ISO 9001IATF 16949ISO 14001
North-central Ohio has a long history in screw-machine production — the cluster of turning shops that grew up to supply automotive and hardware programs in the mid-20th century left a legacy of equipment, tooling knowledge, and process expertise that modern CNC shops in the Mansfield area have inherited and upgraded. C360 free-machining brass was the material those legacy screw machines were optimized for, and it remains the first-choice specification for any high-volume turned part where lead time, tool life, and surface finish quality are the governing economics. C360 (UNS C36000) achieves its machinability rating of approximately 100 on the standard brass machinability index through a combination of chemistry and microstructure. The 2.5 to 3.7% lead content forms soft, discontinuous particles in the brass matrix that serve as internal chip breakers, preventing the long stringy chips that plague pure copper machining and producing short, easily managed chips even at aggressive feed rates.
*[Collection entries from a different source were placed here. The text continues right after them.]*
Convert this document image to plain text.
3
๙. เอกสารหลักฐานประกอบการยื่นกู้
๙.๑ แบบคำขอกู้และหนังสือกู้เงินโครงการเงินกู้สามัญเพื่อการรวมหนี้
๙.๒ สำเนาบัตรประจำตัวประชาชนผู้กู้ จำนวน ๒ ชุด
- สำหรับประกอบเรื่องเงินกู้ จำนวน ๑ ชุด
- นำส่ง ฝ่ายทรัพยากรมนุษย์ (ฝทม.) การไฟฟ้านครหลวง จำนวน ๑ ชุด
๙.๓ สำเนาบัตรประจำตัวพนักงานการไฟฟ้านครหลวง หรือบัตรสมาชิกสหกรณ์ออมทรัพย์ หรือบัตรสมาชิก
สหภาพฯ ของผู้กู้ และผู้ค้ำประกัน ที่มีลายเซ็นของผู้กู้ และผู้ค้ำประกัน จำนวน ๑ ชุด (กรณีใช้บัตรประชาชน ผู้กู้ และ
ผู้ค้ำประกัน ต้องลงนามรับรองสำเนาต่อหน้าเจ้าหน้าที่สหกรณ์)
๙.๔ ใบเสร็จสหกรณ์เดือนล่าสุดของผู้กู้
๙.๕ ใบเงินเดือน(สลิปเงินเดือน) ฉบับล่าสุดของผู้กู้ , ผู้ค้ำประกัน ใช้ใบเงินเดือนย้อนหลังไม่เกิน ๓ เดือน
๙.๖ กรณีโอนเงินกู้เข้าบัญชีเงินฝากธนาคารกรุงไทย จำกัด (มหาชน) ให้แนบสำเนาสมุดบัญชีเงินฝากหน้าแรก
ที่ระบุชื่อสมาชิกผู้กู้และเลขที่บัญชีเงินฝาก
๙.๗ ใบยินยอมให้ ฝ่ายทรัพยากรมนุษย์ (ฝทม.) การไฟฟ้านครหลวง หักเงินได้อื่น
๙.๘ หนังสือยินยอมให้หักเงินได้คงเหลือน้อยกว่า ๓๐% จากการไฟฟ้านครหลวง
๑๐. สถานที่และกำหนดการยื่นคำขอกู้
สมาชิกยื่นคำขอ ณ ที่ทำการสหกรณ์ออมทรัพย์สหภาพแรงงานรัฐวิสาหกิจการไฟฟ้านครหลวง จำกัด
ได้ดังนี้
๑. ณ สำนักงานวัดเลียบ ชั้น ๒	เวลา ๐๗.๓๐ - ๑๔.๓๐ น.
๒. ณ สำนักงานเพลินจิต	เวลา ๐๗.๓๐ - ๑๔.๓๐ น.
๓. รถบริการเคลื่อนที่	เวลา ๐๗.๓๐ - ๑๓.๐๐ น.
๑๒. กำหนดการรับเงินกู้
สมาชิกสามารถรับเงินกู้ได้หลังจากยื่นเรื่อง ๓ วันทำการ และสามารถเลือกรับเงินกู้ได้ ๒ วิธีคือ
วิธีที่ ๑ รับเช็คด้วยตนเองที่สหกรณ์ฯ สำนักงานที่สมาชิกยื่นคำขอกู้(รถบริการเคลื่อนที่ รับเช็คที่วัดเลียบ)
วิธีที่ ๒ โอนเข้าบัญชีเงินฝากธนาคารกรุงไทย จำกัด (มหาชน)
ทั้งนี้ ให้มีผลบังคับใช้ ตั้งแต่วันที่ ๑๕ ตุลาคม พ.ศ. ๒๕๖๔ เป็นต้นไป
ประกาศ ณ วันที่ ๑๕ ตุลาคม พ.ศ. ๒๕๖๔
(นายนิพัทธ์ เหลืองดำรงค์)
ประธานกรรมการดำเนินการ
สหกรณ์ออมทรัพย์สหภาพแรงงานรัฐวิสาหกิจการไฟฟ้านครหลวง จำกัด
Surface finish on finish-turned C360 at 800 to 1,500 sfm with sharp high-speed steel or carbide tooling routinely achieves 32 Ra or better without secondary polishing. These properties allow Swiss-type CNC lathes and multi-spindle rotary transfer machines in Mansfield shops to run C360 connector bodies, fitting barbs, valve spool bodies, and precision hardware at cycle times of 10 to 30 seconds per piece in production volume. The practical consequence for buyers is simple: brass parts in C360 cost less per piece than equivalent geometry in aluminum or steel at production volume, because cycle time is shorter, tooling lasts longer, and secondary operations are often eliminated by the quality of the as-machined surface. For fluid-handling fittings, pneumatic valve bodies, electrical connector shells, and precision hardware where dimensional accuracy and surface finish matter but the mechanical strength requirement is moderate, C360 is the correct specification.

C260 Cartridge Brass and Naval Brass for Formed and Structural Parts

When the application requires forming rather than machining — or when a combination of moderate strength, good corrosion resistance, and acceptable machinability is needed — C260 cartridge brass and naval brass enter the specification choice. C260 (UNS C26000, 70% copper and 30% zinc) was developed for the deep-drawing demands of ammunition cartridge manufacturing, which requires extremely consistent formability across large production lots without cracking at the drawn corner radii. That formability heritage makes C260 the specification for complex-drawn brass shapes: plumbing supply tube, musical instrument bells, industrial gaskets, and drawn cup components where the forming depth and corner radius would crack a lower-ductility alloy. Machining C260 is less productive than C360 — without the lead addition, chips are longer and more continuous, and surface finish is slightly rougher at equivalent parameters. Shops typically reduce cutting speed 20 to 30% and increase feed rate to promote chip breaking, accepting somewhat higher tool wear as the tradeoff for the better formability that C260's leaner lead content provides. For mixed machined-and-formed applications, some buyers specify C260 to accommodate the formed features and then optimize the machined sections with tooling adjustments. Naval brass (UNS C46400, approximately 60% copper, 39.2% zinc, 0.75% tin) adds tin to the basic yellow brass chemistry for improved resistance to dezincification — the selective leaching of zinc from brass in slow-moving or stagnant seawater that leaves a porous, copper-rich surface. The tin addition raises the dezincification threshold significantly, making naval brass the standard specification for marine through-hull fittings, propeller shaft components, and seawater cooling system hardware where standard yellow brass grades would degrade unacceptably. Mansfield shops sourcing for OEM marine or offshore equipment programs should default to naval brass specifications for any brass part that will see seawater or brackish water service.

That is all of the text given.